FDA tells pizzerias: Don't be square

A hole in the FDA’s just-delayed menu labeling mandate really penalizes squares. That’s square-cut Chicago style pizza slices and other regional favorites that aren’t served up in traditional triangles. Instead of December 1, 2015, the regulation won’t take effect until December 1, 2016. When the data drop does happen, pizza slice shape could competitively smack some independent pizzerias.

Betsy Craig, CEO and founder of the nutritional data consulting firm MenuTrinfo, says her organization has contacted the FDA three times requesting a modification of the regulation language that requires individual pizza slice calorie counts to reflect “uniform sectors.” In non-governmentese, that means rectangular-served slices of pizza specialties, which earn fanatical devotion nationwide, including Chicago-style. St. Louis-style, Detroit-style and New York “Grandma” pies, will have calorie numbers listed per pie. Craig says those can be big numbers and a big fat sticker shock disadvantage for independent pizzerias.  “One of our clients is Rosati’s in Chicago, who happen to make some of the best Chicago-style pizza in the world,” Craig says. “This unfortunate, rigid stance by the FDA puts all Chicago-style pizzerias at a massive disadvantage. Big chains, like Domino’s and Pizza Hut, who serve traditional triangles-shaped slices, will not have to face the same calorie sticker shock per slice as will pizzerias like Rosati’s who, as of now, will be required to list calories on their menu by the pie.”

As a compromise, Craig suggests the FDA adopt the same “calories per average slice of uniform weight” standard that they’ve mandated for grocery store pizzas.

Rosati’s president Marla Topliff is still hopeful she can appeal to the FDA directly because she sees the current wording as a serious threat to Rosati’s and the nation’s entire independent pizzeria community. Topliff serves on the National Restaurant Association’s Pizza Council. “It will be extremely difficult to compete with the Dominos or Pizza Hut next door that can list their pizza at 300 calories per slice instead of a whole pizza that might have 3000 calories,” she says.

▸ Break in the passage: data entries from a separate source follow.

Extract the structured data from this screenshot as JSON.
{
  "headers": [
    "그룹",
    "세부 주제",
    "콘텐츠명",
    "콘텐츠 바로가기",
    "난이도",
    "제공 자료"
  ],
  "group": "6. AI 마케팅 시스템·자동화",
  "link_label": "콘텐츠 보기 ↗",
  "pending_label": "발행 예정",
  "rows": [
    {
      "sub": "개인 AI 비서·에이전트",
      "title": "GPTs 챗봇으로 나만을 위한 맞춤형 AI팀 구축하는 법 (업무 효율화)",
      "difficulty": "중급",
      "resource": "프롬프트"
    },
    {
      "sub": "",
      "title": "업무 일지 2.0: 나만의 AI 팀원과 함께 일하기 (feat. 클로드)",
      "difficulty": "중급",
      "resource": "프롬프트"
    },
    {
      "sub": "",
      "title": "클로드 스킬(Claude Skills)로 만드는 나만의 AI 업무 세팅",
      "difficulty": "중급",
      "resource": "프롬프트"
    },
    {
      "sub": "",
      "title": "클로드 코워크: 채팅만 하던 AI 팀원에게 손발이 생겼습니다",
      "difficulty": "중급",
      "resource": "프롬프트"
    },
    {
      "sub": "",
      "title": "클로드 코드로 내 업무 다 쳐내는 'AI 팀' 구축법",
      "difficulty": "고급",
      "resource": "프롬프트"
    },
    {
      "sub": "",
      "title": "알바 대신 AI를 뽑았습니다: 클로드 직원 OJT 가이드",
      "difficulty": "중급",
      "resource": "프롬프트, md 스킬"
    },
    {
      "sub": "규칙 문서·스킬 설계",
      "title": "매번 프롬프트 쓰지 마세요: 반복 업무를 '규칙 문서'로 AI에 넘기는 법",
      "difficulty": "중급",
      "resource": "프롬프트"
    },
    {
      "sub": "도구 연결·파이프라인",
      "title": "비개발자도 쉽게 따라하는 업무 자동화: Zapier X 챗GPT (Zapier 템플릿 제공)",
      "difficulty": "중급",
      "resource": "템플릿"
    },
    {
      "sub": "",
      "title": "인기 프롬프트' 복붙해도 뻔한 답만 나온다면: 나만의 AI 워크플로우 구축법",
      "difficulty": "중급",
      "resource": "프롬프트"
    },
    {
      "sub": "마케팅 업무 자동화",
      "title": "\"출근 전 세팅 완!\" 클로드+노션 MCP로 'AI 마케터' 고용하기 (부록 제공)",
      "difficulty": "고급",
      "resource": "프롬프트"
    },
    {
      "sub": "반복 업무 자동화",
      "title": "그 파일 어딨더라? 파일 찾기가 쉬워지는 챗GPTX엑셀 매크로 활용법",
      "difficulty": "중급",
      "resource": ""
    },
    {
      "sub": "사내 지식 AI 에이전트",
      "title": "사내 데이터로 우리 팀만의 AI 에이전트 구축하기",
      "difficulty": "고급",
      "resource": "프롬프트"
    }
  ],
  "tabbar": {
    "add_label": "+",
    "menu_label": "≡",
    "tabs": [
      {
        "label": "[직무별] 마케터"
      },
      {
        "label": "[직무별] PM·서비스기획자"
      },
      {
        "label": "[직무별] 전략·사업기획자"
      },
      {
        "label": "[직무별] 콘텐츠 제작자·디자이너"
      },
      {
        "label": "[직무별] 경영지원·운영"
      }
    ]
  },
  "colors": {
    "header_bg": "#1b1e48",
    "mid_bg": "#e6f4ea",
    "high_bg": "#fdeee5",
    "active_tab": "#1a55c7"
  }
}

Topliff adds the FDA’s apparent ignorance about America’s rich diversity of pizza types is not shared by the proud pizza-loving consumer. “Great pizza is created in different shapes and unique styles around the country,” she says.  “When you go into a pizzeria like Rosati’s, you’ll find loyal customers who are willing to stand up and fight for their favorite kind of pizza. They’ll argue endlessly about what’s better—Chicago-style of New York-style. Bottom line: Pizza fans are the most loyal consumers of any food item. They’re not looking for cookie-cutter uniformity. They want pizza that meets their needs and that’s exactly what we intend to continue to offer them.”